Such social unity is also visually represented in their clothing. Though Robin claims that the whole of the merry men are comrades and brothers, they nevertheless wear a uniform, or livery, by which they can be identified as one of Robin’s men: “doublets and hose of Lincoln green, in hoods of green or russet and in knee-boots of soft brown leather” (45). Liveries also hint at a relationship of service, wherein the men who wear the livery are in service to a ruler, and indeed, Robin is named the chosen king of the men of Sherwood by his followers “not because I [Robin] am by right an Earl, […] but because one must rule and I come of a race of rulers” (43), and because he is an honorable man whose reputation and fame speak volumes of his good character. Compared to Prince John’s imposed extortionist reign, in other words, Robin is more or less democratically elected to his position as king of the outlaws, and with his mandate to “declare war upon all of those thieves, robbers, extortioners and men of evil whom we find among the nobles, the clergy, and burgesses of town” (46), he positions himself as a just king, one who believes in a fairer distribution of wealth to honest people and who creates and promotes a society wherein justice and decency are not so easily swayed by personal greed.
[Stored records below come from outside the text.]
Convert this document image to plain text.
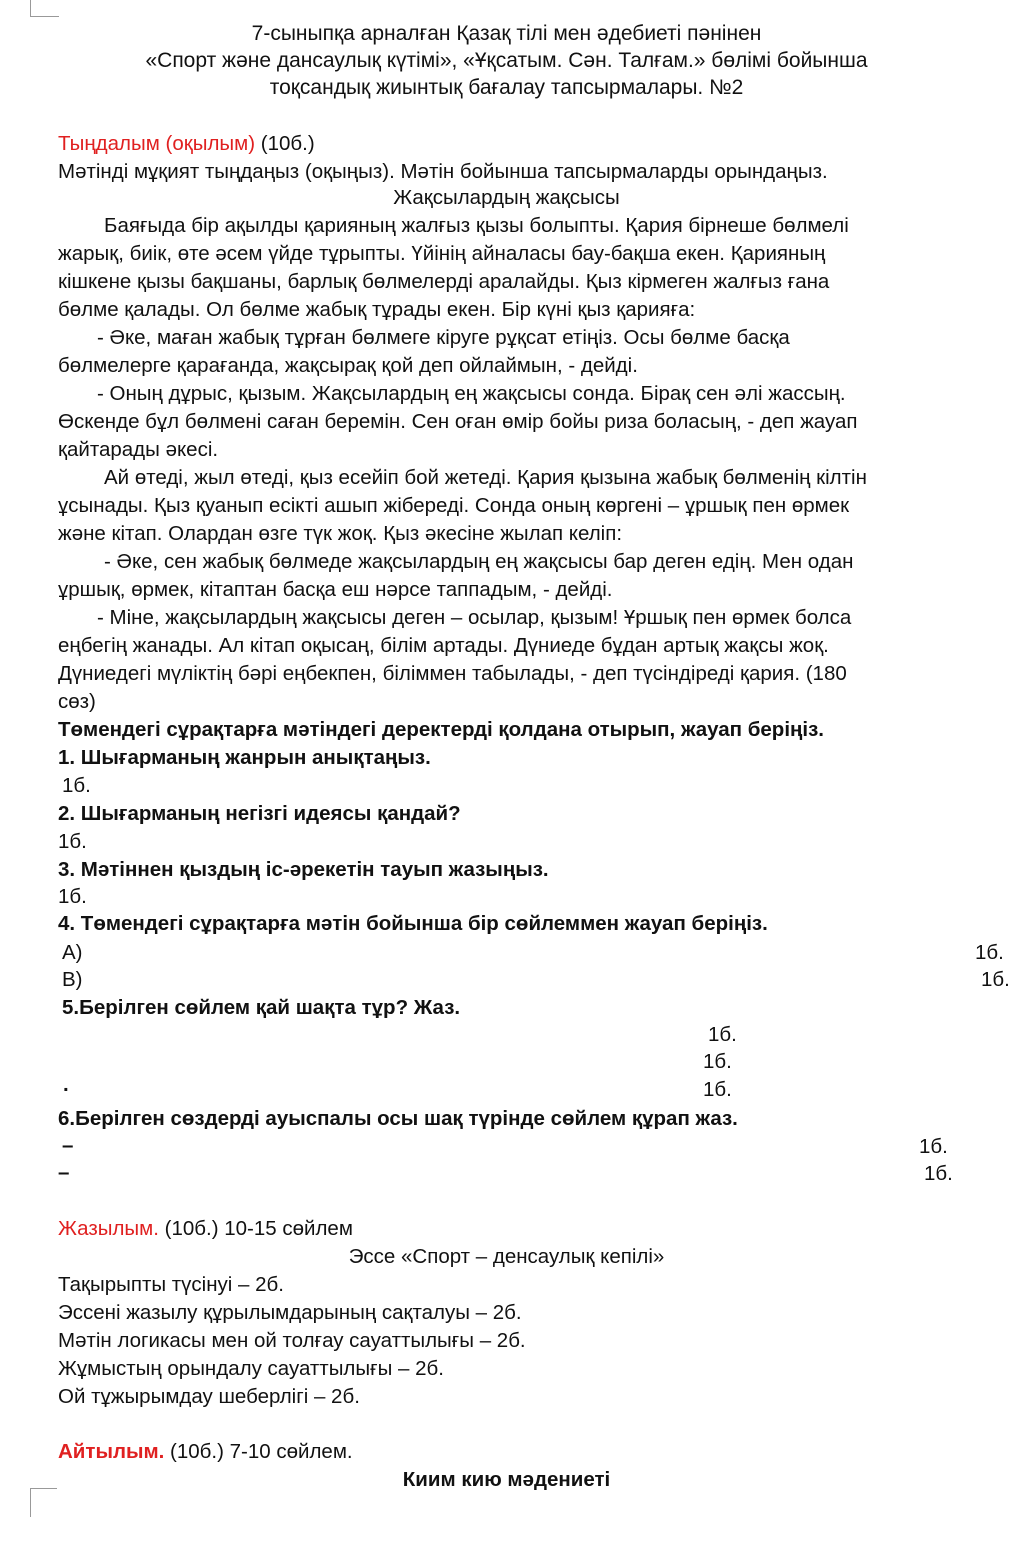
7-сыныпқа арналған Қазақ тілі мен әдебиеті пәнінен
«Спорт және дансаулық күтімі», «Ұқсатым. Сән. Талғам.» бөлімі бойынша
тоқсандық жиынтық бағалау тапсырмалары. №2
Тыңдалым (оқылым) (10б.)
Мәтінді мұқият тыңдаңыз (оқыңыз). Мәтін бойынша тапсырмаларды орындаңыз.
Жақсылардың жақсысы
Баяғыда бір ақылды қарияның жалғыз қызы болыпты. Қария бірнеше бөлмелі
жарық, биік, өте әсем үйде тұрыпты. Үйінің айналасы бау-бақша екен. Қарияның
кішкене қызы бақшаны, барлық бөлмелерді аралайды. Қыз кірмеген жалғыз ғана
бөлме қалады. Ол бөлме жабық тұрады екен. Бір күні қыз қарияға:
- Әке, маған жабық тұрған бөлмеге кіруге рұқсат етіңіз. Осы бөлме басқа
бөлмелерге қарағанда, жақсырақ қой деп ойлаймын, - дейді.
- Оның дұрыс, қызым. Жақсылардың ең жақсысы сонда. Бірақ сен әлі жассың.
Өскенде бұл бөлмені саған беремін. Сен оған өмір бойы риза боласың, - деп жауап
қайтарады әкесі.
Ай өтеді, жыл өтеді, қыз есейіп бой жетеді. Қария қызына жабық бөлменің кілтін
ұсынады. Қыз қуанып есікті ашып жібереді. Сонда оның көргені – ұршық пен өрмек
және кітап. Олардан өзге түк жоқ. Қыз әкесіне жылап келіп:
- Әке, сен жабық бөлмеде жақсылардың ең жақсысы бар деген едің. Мен одан
ұршық, өрмек, кітаптан басқа еш нәрсе таппадым, - дейді.
- Міне, жақсылардың жақсысы деген – осылар, қызым! Ұршық пен өрмек болса
еңбегің жанады. Ал кітап оқысаң, білім артады. Дүниеде бұдан артық жақсы жоқ.
Дүниедегі мүліктің бәрі еңбекпен, біліммен табылады, - деп түсіндіреді қария. (180
сөз)
Төмендегі сұрақтарға мәтіндегі деректерді қолдана отырып, жауап беріңіз.
1. Шығарманың жанрын анықтаңыз.
1б.
2. Шығарманың негізгі идеясы қандай?
1б.
3. Мәтіннен қыздың іс-әрекетін тауып жазыңыз.
1б.
4. Төмендегі сұрақтарға мәтін бойынша бір сөйлеммен жауап беріңіз.
А)	1б.
В)	1б.
5.Берілген сөйлем қай шақта тұр? Жаз.
1б.
1б.
.	1б.
6.Берілген сөздерді ауыспалы осы шақ түрінде сөйлем құрап жаз.
–	1б.
–	1б.
Жазылым. (10б.) 10-15 сөйлем
Эссе «Спорт – денсаулық кепілі»
Тақырыпты түсінуі – 2б.
Эссені жазылу құрылымдарының сақталуы – 2б.
Мәтін логикасы мен ой толғау сауаттылығы – 2б.
Жұмыстың орындалу сауаттылығы – 2б.
Ой тұжырымдау шеберлігі – 2б.
Айтылым. (10б.) 7-10 сөйлем.
Киим кию мәдениеті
When Robin relinquishes his identity as Robert of Locksley and fully adopts the identity of Robin Hood, the outlaw king of Sherwood Forest, he also takes on an ideology that drives him and his merry men to action in most of their adventures. As he unknowingly explains to King Richard in Chapter 21:
We dwell here [in Sherwood Forest] to set right the wrong: never yet did we hurt any man knowingly who was honest and true, but only those who—with or without the law on their side—robbed innocent men or oppressed them, or did ought against the honour of a woman (243).
Being unencumbering and helpful to the general downtrodden community and only pestering and harming those who would abuse their stations and authority are what, in other words, allow Robin and his followers to consider themselves “thieves” of honor. Yet while the author seems to imply that their actions are done out of a sense of justice—to “set right the wrong” as it were—the reality is much more ambiguous, and Robin and his men’s code of conduct becomes muddied in his other tales. In Chapter 12, for instance, Robin’s wager with Little John has them looking to disguise themselves as beggars and return by the end of the day with spoils. Though the plot makes Robin out to be a hero by saving three lives, the juxtaposition with Little John’s actions makes his behavior comparatively questionable as he robs not men of power or of the cloth who abuse their station, nor such people who can say to have robbed innocent men. Instead, Little John beats and takes from four beggars, one of whom did indeed steal from him and Robin, but the other three of whom are depicted as individuals with disabilities. The narrative substantiates Little John’s actions by showing that, for instance, the man with one leg could, in fact, “run away on two completely unmaimed limbs” (145), but Little John still moved to thrash them and rob them before knowing the deceit.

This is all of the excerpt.